Thursday 29 August 2013

Apparently it costs

an average of $712 to register the 'average' family car for a year - at least that is according to a recent article in the paper. The article went on to suggest that the government was considering allowing people to pay their registration monthly - and by direct debit.
I am probably much too cynical but I suspect that, if this option is taken up, the cost will rise a little further. There will be some sort of 'administration' fee. It will not matter that any direct debit arrangement will be handled by two computers.
I had to transfer some money to London recently. The amount of paper work involved was extraordinary. It was going from one bank to another bank. Both banks have offices here in Australia.

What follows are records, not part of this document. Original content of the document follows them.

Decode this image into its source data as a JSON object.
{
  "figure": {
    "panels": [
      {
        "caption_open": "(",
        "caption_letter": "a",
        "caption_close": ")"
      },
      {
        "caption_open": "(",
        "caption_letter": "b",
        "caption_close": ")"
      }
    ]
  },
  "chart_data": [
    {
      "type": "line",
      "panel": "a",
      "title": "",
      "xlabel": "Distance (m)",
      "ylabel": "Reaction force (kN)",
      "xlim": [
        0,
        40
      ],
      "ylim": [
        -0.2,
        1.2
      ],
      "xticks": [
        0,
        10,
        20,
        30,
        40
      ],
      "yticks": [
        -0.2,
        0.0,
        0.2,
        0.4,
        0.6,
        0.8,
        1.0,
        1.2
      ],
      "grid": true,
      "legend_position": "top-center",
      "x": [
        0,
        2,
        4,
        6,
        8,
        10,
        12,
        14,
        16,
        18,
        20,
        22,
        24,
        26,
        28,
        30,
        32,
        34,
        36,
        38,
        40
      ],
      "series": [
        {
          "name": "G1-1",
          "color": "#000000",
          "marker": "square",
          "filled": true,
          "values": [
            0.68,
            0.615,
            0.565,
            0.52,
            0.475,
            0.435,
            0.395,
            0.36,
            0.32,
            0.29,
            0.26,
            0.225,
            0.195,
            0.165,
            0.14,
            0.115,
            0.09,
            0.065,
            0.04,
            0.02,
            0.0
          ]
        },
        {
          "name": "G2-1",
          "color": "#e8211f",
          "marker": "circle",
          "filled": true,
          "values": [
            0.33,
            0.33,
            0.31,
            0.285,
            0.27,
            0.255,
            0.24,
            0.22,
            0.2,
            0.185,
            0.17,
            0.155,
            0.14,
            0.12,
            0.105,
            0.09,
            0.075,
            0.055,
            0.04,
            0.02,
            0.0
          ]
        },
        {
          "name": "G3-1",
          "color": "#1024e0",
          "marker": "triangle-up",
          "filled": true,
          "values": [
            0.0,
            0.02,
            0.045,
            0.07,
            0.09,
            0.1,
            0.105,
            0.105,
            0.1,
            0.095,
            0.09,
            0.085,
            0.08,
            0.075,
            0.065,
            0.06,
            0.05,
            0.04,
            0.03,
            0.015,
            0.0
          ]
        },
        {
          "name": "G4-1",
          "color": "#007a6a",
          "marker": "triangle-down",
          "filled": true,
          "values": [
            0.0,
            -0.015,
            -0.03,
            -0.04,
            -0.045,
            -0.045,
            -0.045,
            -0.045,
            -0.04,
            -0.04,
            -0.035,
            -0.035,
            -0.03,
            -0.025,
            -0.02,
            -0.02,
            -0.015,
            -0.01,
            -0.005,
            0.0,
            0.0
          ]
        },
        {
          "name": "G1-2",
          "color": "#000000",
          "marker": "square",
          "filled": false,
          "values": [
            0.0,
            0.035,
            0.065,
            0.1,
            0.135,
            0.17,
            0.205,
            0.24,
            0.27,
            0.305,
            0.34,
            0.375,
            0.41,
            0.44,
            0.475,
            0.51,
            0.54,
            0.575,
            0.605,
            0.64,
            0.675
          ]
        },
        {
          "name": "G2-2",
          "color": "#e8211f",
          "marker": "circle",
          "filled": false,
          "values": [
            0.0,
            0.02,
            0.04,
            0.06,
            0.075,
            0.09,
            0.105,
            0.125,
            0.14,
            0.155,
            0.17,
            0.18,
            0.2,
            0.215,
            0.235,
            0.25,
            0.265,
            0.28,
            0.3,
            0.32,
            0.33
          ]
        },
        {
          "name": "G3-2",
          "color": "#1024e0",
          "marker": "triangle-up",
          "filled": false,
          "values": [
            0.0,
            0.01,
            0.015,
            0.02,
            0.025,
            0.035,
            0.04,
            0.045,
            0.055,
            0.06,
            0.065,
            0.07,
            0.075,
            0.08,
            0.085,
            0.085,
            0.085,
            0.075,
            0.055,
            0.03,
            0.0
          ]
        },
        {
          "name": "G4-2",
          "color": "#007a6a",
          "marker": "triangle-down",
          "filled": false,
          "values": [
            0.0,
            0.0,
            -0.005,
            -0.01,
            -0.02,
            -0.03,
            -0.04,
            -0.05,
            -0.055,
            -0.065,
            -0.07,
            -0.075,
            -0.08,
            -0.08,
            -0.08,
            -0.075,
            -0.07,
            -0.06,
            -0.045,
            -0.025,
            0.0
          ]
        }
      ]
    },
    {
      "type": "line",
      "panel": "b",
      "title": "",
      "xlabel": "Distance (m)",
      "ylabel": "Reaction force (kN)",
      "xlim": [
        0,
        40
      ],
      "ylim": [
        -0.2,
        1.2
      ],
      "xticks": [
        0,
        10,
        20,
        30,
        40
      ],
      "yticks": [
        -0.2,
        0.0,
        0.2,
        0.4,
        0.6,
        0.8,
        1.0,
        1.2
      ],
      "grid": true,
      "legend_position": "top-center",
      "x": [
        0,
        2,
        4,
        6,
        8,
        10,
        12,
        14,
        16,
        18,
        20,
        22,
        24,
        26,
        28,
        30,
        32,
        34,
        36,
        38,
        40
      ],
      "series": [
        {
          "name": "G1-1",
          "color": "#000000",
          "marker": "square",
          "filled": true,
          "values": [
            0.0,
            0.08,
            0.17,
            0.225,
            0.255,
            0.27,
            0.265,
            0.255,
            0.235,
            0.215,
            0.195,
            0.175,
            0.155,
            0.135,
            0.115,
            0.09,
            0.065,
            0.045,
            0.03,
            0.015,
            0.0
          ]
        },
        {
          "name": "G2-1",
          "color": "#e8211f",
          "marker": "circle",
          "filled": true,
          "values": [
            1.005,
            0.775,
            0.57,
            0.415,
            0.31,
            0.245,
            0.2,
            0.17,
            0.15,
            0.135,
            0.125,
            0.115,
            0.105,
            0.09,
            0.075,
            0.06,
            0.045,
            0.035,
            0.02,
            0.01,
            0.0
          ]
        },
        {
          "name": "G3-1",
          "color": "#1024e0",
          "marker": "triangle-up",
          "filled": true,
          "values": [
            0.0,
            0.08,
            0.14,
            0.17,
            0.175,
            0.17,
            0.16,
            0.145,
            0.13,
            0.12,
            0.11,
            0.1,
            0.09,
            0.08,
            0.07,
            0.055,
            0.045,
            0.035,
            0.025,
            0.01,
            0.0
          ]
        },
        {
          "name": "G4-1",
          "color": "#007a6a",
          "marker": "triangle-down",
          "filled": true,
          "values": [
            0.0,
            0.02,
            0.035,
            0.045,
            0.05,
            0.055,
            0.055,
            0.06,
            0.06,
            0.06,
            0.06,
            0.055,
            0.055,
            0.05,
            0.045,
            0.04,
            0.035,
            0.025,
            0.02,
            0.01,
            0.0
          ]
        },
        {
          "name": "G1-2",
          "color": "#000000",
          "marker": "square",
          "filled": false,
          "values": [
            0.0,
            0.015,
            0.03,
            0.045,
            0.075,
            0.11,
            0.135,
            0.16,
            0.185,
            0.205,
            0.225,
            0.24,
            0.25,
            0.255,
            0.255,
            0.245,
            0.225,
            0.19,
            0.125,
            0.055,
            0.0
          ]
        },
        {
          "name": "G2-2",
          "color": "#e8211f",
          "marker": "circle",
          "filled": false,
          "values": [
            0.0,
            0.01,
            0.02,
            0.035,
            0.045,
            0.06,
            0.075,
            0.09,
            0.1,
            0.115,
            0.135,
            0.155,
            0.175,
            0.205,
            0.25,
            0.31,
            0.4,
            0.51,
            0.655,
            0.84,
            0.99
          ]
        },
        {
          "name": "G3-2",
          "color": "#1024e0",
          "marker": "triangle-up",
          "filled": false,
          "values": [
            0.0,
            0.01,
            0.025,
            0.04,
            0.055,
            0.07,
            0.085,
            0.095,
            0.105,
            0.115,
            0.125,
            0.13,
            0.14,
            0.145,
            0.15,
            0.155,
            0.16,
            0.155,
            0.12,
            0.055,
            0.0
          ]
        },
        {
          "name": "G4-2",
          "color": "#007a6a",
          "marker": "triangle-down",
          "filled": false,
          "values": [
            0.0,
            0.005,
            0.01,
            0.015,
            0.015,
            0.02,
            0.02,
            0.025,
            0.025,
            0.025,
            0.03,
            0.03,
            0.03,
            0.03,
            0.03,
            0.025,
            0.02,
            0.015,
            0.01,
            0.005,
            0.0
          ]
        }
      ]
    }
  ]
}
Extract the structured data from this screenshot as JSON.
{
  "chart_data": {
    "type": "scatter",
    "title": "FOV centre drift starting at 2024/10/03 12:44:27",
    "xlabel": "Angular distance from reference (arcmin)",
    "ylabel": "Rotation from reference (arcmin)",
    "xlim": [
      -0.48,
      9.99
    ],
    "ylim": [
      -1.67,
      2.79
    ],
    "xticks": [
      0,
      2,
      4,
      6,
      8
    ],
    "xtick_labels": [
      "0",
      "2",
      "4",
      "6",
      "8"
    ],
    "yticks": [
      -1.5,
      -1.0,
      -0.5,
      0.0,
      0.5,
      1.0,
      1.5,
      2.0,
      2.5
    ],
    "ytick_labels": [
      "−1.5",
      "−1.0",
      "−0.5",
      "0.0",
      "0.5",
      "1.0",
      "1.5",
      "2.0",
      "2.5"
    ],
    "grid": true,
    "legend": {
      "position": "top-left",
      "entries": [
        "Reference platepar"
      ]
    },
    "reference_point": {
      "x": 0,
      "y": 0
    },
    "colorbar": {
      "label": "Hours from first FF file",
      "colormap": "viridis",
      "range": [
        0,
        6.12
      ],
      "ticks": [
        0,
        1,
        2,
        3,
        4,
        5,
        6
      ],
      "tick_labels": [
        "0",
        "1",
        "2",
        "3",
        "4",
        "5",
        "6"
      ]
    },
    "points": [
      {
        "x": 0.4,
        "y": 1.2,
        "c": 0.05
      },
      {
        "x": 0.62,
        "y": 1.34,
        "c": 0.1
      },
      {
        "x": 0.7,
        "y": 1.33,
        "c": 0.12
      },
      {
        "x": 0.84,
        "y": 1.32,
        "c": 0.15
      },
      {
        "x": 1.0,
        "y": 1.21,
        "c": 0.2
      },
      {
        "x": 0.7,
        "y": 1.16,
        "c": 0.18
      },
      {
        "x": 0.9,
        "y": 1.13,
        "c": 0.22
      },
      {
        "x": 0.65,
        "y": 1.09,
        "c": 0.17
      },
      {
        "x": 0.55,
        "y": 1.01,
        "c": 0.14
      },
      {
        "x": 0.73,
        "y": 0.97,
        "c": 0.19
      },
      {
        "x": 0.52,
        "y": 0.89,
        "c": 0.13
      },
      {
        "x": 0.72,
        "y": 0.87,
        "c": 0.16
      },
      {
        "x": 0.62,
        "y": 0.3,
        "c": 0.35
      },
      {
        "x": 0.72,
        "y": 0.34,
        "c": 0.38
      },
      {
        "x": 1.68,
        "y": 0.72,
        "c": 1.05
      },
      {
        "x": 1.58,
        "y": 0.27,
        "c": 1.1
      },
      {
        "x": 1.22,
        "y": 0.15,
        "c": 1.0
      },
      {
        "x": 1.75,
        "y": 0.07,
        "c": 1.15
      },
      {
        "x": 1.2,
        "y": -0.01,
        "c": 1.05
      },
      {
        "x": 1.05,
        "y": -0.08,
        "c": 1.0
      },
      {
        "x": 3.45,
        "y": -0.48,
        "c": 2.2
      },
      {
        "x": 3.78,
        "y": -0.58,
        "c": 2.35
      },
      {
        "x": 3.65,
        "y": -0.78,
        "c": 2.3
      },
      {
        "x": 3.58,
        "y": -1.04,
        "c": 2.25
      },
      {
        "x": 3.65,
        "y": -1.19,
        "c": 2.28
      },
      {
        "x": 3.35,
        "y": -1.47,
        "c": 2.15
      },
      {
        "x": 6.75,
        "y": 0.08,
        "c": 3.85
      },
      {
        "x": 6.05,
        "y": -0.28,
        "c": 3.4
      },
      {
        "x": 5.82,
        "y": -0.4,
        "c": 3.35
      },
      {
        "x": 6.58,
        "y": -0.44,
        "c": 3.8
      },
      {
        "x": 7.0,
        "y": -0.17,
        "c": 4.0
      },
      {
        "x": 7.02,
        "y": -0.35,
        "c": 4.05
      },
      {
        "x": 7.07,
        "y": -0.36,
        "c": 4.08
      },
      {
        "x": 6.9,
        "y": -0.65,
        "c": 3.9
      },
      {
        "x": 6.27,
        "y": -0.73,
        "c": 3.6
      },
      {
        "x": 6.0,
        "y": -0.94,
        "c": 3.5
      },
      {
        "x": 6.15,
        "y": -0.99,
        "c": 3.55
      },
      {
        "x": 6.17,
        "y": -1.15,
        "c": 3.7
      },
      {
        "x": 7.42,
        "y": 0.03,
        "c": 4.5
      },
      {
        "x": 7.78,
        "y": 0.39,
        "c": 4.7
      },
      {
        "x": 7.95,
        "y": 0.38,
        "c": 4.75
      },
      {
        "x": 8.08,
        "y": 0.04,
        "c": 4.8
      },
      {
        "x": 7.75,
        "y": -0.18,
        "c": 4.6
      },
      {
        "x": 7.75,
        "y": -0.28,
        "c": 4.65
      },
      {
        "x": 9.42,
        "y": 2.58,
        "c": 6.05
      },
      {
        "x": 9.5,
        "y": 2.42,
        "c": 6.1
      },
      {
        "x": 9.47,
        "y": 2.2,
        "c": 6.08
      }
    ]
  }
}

They must make similar transactions hundreds, probably thousands, of times a day. Despite that the way it was handled could only be called 'cumbersome'.
Oh yes, things came up on the computer screen. I read it all as the bank officer was dealing with it. She knows me quite well. I read out a very long number to her and then she read it back to me after she had typed it in. I had to produce three different forms of identification - even though the bank officer was well aware of who she was dealing with.
It is, supposedly, all about ensuring money does not get 'laundered'. I doubt it does anything of the sort. No self-respecting criminal would front up to the bank and ask for money to be transferred like that. What it really does is allow the government to know exactly what we do with our money.
After I had done that I went into the supermarket in the adjacent shopping centre. I do not normally shop there but I had promised to pick up three items for someone and deliver them on my way home.
At the checkout I was reminded of why I do not shop there. I went to pay cash and I was asked for my 'rewards' card. I told the check out assistant I did not have one. The information was greeted with shocked silence,
        "But you should have one...it would be cheaper..."
I smiled sweetly at her and said,
        "No, it would not be cheaper. I don't normally shop in here. This is for someone else who does not mind paying a little extra just for today. The 'rewards' card just brings the cost of the goods down to the same price as the supermarket I normally shop in. All the 'rewards' card does is ensure people shop here because they believe it is cheaper - and it allows the company to know exactly who is buying what if they use it. It costs the customer to allow the company to invade their privacy like that."
There was silence. My change was given back in silence. I was given the docket. The assistant did not say, "Have a nice day."
I heard her start talking to the next customer and the next customer saying,
         "Before you ask I don't have a 'rewards' card either - for the same reasons."
I felt a bit guilty. Perhaps I should have told the checkout assistant to 'have a nice day'.

2 comments:

Anonymous said...

If I carried all the reward cards I have been offered I wouldn't have room for cash, or even the credit card!

widdershins said...

I love that 'deer/roo in the headlights' look they get when we do that to them. Perhaps they will go home after their shift and think a little, and perhaps their world will turn a little differently ... and that is a wonderful thing to have been the catalyst for.